Minggu, 21 Juni 2020

tangisan pelebur lara

Diantara riangnya tawa
Senyum ramah yang bersinar
Tak menutup kemungkinan
Bahwa ada tangis di lubuk hati yang terdalam

Jumat, 22 Mei 2020

cerita random hari ini

Senang dan sedih selalu mengitari kita.
Rasa pedih tak selamanya menyedihkan.
Namun, percayalah.
Pasti ada hikmah disetiap peristiwa.

Tak terasa hari ini
Kita semua telah menyelesaikan puasa hari ke 29
Tadi, tarawih terakhir di bulan ini
Entah kenapa waktu rasanya begitu cepat
Rasanya baru kemarin ramadhan menghampiri kita, namun sekarang dia akan pergi.

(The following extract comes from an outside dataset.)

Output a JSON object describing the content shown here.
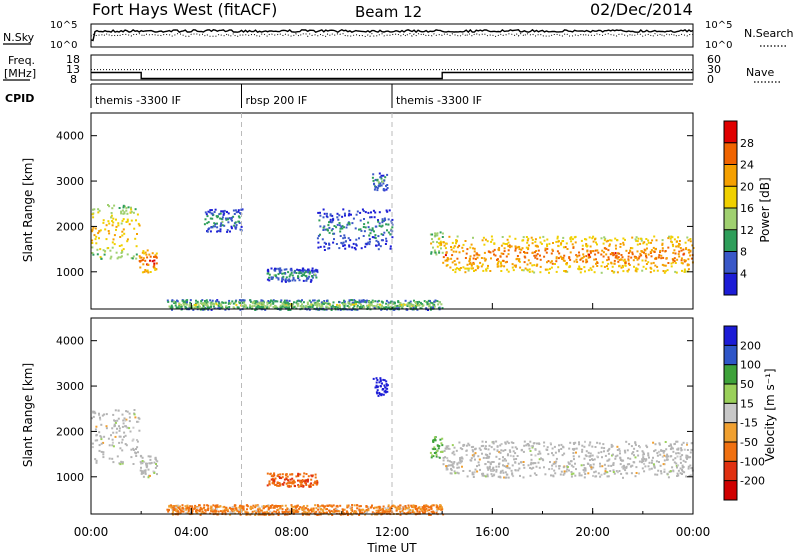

Atau mungkin aku terlalu membuang buang waktu?
Hingga aku tidak bisa menikmati bulan yang suci ini?
Sepertinya iya,
Akhir akhir ini aku selalu bersedih, entah kenapa hampir setiap hari bersedih.
Pelampiasannya, aku tidak pernah tidur malam.
Seorang teman menyarankanku untuk belajar belajar dan belajar hingga aku melupakan segala kesedihanku.
Jadi tiap malamku kugunakan untuk mencari ilmu, entah apapun itu sudah di internet
Baca apapun.
Lalu akhirnya aku sadar,
Aku terlalu mengejar dunia.
Hingga segalanya aku tinggalkan.
Bahkan hampir semua kawanku aku abaikan.

Maaf, aku bukan bermaksud menjauh
Tapi kenapa ya?
Aku bingung harus gimana?
I feel empty.
Pikiran dan hati juga belum bisa sinkron.
Terkadang siang aku sudah berjanji pada diriku sendiri untuk bersikap "ya udahlah"
Namun, malam datang
Waktu waktu yang tepat untuk overthinking
Selalu kepikiran,
Yaa sedih lagi.
Gimana juga ya, aku ga bisa berbuat banyak.
Andai aku di jember gitu tiap malam pasti nangis.
Untungnya dirumah, jadi malu untuk nangis hahahaha.
Cowok kok nangis.
Tapi, terkadang nangis itu perlu
Untuk mengungkapkan segala yang terpendam di hati.

Gak tau sebenernya mau nulis apa aku hari ini.
Tapi, entah kenapa seperti ada yang salah di dalam diriku ini.
Di satu sisi aku ingin bersikap "ya udahlah" tapi di sisi lain, aku ga tega.
Terkadang mikir "Kalo aku diem aja gimana nanti?"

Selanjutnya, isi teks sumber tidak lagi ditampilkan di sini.